JNS
One critic called the punishments, which ranged from 11 days to 12 weeks, a "joke."
A Dutch court on Wednesday convicted four additional perpetrators of attacks against Israelis in Amsterdam, issuing sentences that ranged from 11 days to 12 weeks.
The sentences follow the ones handed in December to five other perpetrators of November’s coordinated mass assaults by dozens of Arabs and Muslims on fans of Israel’s Maccabi Tel Aviv soccer team who were in Amsterdam for a match.
Similarly to the earlier round of sentences, the new ones were widely criticized by Dutch Jews and their allies as too lenient and a sign that authorities were not properly addressing the emergence of organized violence against Jews in the metropolis.
“Sad how the Netherlands is handling this,” wrote Femke H. Vita Israël Sirag, a former candidate for the JA21 party, on X about the sentences. The judges “gave joke punishments for serious, subversive antisemitic violence.”
Naomi Mestrum, director of the Center for Information and Documentation Israel (CIDI), told the Nieuw Israelietisch Weekblad (NIW) Dutch-Jewish weekly, “The sentences are short, but unfortunately, that is part of our legal system.”
She added: “We hope and expect that aggravating circumstances will be taken into account in future cases,” in accordance with pending legislation seeking tougher sentences against hate crime perpetrators.
NIW described the sentences as “mild” on X.
The assaults featured blatant antisemitic rhetoric by perpetrators. They were the largest-scale of their kind perpetrated in Western Europe since the Holocaust and they shocked many Dutch Jews and beyond. The attacks, which leaders of Dutch Jewry have called a "pogrom," exposed a new security reality, in which hundreds of Muslim men can coordinate in real-time to carry out large-scale antisemitic attacks with little police interference.
A man identified in Dutch media as Cenk D. received the heaviest sentence on Wednesday, 12 weeks in jail—a month longer than the prosecution had sought. He was convicted of directing other perpetrators to victims in the WhatsApp group that the Muslims used to launch and coordinate the assaults. He wrote “A good Jew is a dead Jew” on the WhatsApp group and shared a photo of Anne Frank that the judges said trivialized the Holocaust.

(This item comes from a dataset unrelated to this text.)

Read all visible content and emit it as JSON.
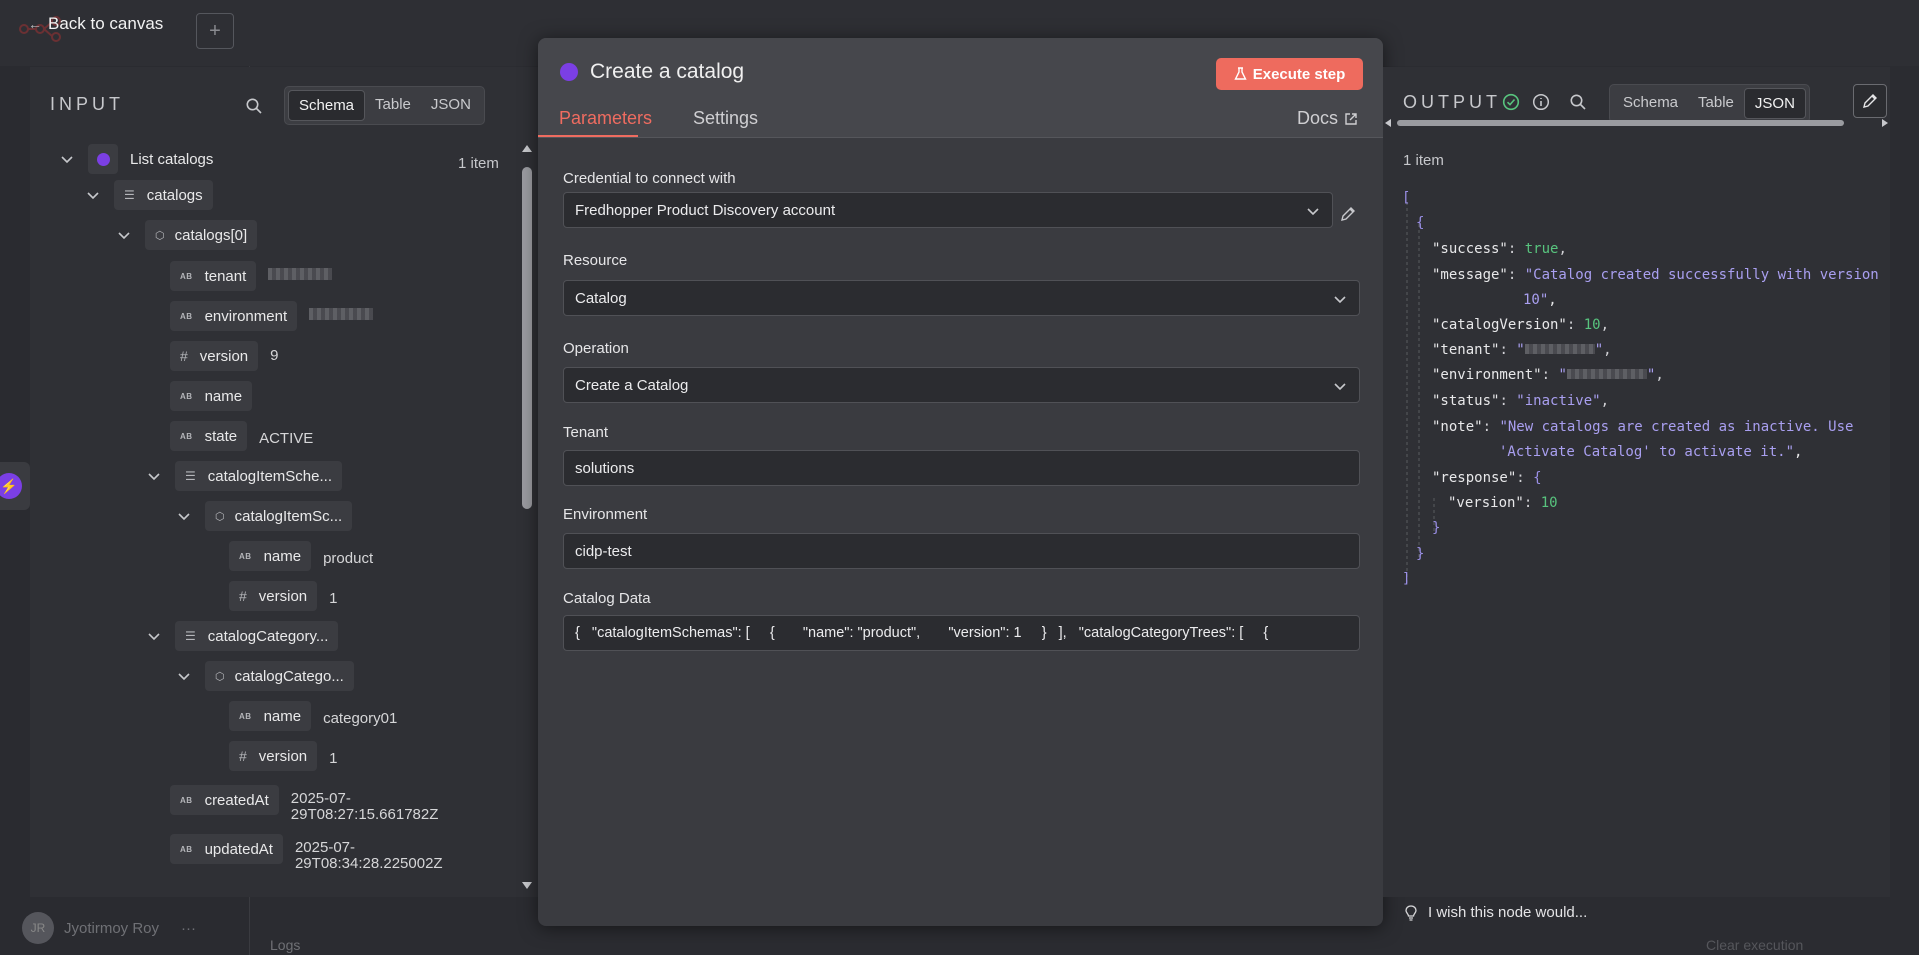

The prosecution sought eight months in jail and another four months suspended sentence for another defendant, Diemenaar Kamal I., but the judges sentenced him to one month in jail. He had many videos of attacks on Israelis from the assaults on his cell phone but the judges said there was no proof he was present during the attacks.
Mohammed B., 26, was given a jail sentence of 11 days and another 19 suspended. He was released to his home as he had already been detained for 11 days during the pretrial phase, the Het Parool daily reported.
The fourth defendant, Mounir M., 32, got six weeks in jail for helping to coordinate attacks on WhatsApp.
Police have images and footage of 122 people who are suspected of participating in the assaults on Nov. 7 and 8, the prosecution service said in a report published Wednesday on its handling of the case. Of those, 36 have been identified and 10 have been prosecuted.